The test item was not a skin sensitiser under the test conditions of this study.

Endpoint:
skin sensitisation: in vitro
Data waiving:
study scientifically not necessary / other information available
Justification for data waiving:
an in vitro skin sensitisation study does not need to be conducted because the available in vitro test methods are not applicable for the substance and therefore an in vivo skin sensitisation study was conducted
Endpoint conclusion
Endpoint conclusion:
no adverse effect observed (not sensitising)
Additional information:

Skin sensitisation

To determine the potential for skin sensitisation of the test material, an in vivo LLNA Assay according to OECD Guideline 429 under GLP was conducted.

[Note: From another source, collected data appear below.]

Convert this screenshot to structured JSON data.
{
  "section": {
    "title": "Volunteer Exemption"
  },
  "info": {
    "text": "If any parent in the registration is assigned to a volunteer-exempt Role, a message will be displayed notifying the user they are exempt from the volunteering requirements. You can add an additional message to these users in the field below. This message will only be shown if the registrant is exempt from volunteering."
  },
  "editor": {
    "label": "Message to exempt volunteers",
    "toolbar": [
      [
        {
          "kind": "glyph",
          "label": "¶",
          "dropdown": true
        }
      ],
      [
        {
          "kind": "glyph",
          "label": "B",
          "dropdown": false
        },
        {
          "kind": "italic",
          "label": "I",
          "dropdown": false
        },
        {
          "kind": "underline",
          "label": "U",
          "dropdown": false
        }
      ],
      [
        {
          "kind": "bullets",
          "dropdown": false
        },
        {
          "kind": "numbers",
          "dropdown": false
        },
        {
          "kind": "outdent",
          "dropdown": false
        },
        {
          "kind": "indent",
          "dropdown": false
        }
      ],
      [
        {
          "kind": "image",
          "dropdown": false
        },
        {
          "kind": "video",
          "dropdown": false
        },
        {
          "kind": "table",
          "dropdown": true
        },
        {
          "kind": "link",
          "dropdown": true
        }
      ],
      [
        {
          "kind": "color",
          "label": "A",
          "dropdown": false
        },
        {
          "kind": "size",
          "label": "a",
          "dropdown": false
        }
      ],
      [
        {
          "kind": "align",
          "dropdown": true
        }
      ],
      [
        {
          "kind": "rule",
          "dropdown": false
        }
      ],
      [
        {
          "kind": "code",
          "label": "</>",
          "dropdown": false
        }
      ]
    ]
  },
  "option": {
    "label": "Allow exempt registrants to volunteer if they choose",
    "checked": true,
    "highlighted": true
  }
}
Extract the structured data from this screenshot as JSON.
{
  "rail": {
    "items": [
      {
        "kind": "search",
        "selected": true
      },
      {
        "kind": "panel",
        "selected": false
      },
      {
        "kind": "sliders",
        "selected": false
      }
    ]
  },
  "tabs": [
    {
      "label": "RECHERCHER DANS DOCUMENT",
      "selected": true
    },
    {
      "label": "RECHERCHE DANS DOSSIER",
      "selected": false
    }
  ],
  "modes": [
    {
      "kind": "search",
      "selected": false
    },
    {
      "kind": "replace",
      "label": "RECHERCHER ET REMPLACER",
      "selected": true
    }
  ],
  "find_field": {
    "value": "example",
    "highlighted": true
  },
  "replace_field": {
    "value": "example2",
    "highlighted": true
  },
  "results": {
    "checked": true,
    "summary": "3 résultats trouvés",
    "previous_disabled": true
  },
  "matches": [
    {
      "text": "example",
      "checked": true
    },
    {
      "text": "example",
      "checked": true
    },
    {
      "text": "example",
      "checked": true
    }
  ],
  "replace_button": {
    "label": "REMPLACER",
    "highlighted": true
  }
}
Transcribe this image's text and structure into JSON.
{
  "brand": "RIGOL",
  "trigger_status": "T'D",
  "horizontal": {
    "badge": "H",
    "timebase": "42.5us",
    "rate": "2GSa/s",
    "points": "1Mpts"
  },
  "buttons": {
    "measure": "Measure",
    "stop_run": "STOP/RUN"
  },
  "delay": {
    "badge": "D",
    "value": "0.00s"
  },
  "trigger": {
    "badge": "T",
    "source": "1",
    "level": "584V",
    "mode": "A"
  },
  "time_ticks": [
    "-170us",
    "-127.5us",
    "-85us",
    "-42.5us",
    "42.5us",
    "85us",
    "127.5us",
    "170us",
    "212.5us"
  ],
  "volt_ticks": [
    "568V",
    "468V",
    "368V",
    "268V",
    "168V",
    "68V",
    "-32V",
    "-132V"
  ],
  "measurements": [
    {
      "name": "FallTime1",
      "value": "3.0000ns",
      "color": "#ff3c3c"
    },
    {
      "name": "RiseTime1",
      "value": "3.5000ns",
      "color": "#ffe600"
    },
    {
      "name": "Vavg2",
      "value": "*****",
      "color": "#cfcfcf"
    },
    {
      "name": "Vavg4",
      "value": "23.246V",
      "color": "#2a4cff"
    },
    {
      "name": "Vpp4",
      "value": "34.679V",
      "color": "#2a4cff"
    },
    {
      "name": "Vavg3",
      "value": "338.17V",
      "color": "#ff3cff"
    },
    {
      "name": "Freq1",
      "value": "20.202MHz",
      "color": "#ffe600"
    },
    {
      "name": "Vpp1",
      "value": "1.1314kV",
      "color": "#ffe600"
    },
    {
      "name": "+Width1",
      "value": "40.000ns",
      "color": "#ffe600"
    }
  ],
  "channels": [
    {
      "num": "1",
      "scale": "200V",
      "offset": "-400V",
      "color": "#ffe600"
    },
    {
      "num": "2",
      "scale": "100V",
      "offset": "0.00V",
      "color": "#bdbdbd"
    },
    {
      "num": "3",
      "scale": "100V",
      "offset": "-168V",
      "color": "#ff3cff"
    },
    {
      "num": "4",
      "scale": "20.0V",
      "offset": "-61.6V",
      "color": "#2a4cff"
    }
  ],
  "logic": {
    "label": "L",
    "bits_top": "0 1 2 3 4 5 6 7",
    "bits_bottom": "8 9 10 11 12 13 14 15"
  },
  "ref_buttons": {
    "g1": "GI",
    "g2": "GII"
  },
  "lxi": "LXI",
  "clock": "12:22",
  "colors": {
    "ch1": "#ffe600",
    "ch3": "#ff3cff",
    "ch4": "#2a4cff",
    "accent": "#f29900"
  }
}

In this study Stimulation Indices (S.I.) of 1.1, 1.7, and 2.1 were determined with the test item at concentrations of 10, 25, and 50% (w/w) in DMF, respectively. The EC3 value could not be calculated, since all S.I.´s are below the threshold value of 3.
The test item was not a skin sensitiser under the test conditions of this study.

Respiratory sensitisation

Endpoint conclusion
Endpoint conclusion:
no study available

Justification for classification or non-classification

Based on the data provided, which are considered to be suitable an reliable, the test item is not classified for skin sensitization according to Regulation (EC) No 1272/2008.